Now, of course, I’m framing this sense of isolation in my own terms. Not everybody up here is a frustrated cartoonist and I was also untypical in that I voted for Remain. Yet that doesn’t mean that I don’t understand why the area went so strongly blue. Politicians for a long time have tended to speak down to us, speak over us, or simply take us for granted. At the last election, the Tories put up a candidate who lived in Tring in Hertfordshire, 142 miles away. Labour, for their part, routinely drop their favourites into these safe seats. When Shaun Woodward defected from the Tories, he soon turned up in the neighbouring seat of St Helens South despite having no connection with the town. Meanwhile, our current MP here in St Helens North speaks with a strong Northern Irish accent and, though I have nothing against Conor McGinn MP, it does mean that we don’t even hear our own distinctive accent representing us in the House of Commons. That, surely, means something.

The examples are too many to list but one more to make my point. When The City of London declared last Friday morning, the BBC went live to the count as David Dimbleby explained that it was the smallest of the areas to vote, containing only 4,399 people. By the time it came for Liverpool to announce, there was no camera to record a decision made by 203,554 people. Trivial? Perhaps. But, again, when this happens all the time, do you ever wonder why we feel forgotten?

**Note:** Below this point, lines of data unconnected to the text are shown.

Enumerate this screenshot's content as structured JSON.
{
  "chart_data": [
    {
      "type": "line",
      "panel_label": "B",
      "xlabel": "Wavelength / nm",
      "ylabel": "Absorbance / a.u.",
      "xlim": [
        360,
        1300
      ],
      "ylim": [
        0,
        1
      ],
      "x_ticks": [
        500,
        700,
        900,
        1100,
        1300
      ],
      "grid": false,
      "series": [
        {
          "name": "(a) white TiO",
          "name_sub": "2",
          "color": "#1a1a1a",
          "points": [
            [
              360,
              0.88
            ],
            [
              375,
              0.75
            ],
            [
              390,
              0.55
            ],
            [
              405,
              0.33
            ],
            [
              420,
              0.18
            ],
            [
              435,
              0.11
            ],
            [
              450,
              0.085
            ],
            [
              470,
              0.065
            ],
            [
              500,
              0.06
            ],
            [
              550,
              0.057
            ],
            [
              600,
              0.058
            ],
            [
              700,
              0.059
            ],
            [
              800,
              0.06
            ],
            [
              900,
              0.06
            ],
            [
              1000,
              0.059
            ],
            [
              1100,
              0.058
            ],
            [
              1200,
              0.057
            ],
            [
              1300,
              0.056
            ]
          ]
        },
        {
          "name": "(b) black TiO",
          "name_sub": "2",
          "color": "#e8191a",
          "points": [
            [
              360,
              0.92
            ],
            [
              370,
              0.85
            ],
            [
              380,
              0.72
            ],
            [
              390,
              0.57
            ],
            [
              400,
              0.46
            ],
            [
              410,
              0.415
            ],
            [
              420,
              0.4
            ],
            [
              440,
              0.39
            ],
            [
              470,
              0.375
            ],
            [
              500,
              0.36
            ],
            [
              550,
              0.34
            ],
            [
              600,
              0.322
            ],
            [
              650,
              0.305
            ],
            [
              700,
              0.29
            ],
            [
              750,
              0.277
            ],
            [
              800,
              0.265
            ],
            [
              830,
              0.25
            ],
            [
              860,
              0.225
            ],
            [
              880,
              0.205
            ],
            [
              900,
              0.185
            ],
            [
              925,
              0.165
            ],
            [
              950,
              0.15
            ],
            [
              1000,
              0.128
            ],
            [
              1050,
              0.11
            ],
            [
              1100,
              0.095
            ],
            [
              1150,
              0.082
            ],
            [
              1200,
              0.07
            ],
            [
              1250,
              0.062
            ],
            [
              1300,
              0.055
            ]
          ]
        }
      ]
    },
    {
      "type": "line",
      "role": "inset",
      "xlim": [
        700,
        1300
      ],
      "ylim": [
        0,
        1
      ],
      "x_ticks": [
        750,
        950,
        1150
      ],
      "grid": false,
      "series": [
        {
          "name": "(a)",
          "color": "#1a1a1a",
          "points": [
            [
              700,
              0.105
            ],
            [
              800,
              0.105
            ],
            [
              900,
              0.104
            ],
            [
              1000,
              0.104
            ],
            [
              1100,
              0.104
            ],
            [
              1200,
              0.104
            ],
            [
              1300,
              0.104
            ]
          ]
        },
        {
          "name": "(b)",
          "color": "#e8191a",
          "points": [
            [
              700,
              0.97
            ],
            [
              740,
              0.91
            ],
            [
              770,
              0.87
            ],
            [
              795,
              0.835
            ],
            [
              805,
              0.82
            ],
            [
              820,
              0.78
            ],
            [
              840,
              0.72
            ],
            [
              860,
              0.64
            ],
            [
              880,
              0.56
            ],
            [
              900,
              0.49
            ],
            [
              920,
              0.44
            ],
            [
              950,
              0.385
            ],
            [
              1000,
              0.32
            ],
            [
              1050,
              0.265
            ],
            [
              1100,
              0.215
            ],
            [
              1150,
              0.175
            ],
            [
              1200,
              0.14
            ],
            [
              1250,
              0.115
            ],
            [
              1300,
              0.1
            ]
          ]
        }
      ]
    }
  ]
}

Nowhere is this disconnect more relevant than in terms of the Labour Party. It’s often said that these are Labour’s heartlands yet nobody, in truth, really knows what that means. The language of wealth distribution was powerful but the language of immigration is now stronger. There is still a popular commitment to the NHS and, to a lesser extent, renationalisation, but it would be foolish to think that most voters have a soft stance on social issues. It might upset metropolitan liberals but many northern working class voters would not have liked being lectured to on Europe by Eddie Izzard in a pink beret and with his finger nails painted black. Yes that might sound bigoted, backward, and even offensive but I offer it as a simple fact. Small town northern England is nothing like London and it is a mistake to think otherwise. It is that very mistake that is now causing the Labour Party to haemorrhage votes to UKIP.

The solution would involve such profound changes to the way we perceive our nation that it’s hard to imagine how we could change. The habit of London elites is to throw money to the regions with a dismissive ‘here, have a new arts centre on us’ attitude. Yet that does not change the political reality. When people complain about life in Liverpool, Wigan, Bury, Rochdale, or Leeds, too many in the south sniff disdainfully or resort to insults that, directed towards any other minority, would not be allowed. Clichés are allowed to persist about Liverpudlians being ‘self-pitiful’ or (the classic insults that are rarely censured) ‘light fingered’ or ‘scroungers’. Northern accents are treated as though they’d somehow indicative of mental processes slower than an Aardman animation. Johnny Vegas is the loud boorish symbol of northern masculinity and films like ‘The Brothers Grimsby’ make the working classes objects of ridicule instead of understanding.

If you wonder why the north voted the way it voted, perhaps it would better to look not to the north but to the south and then wonder instead if they have ever really thought to listen.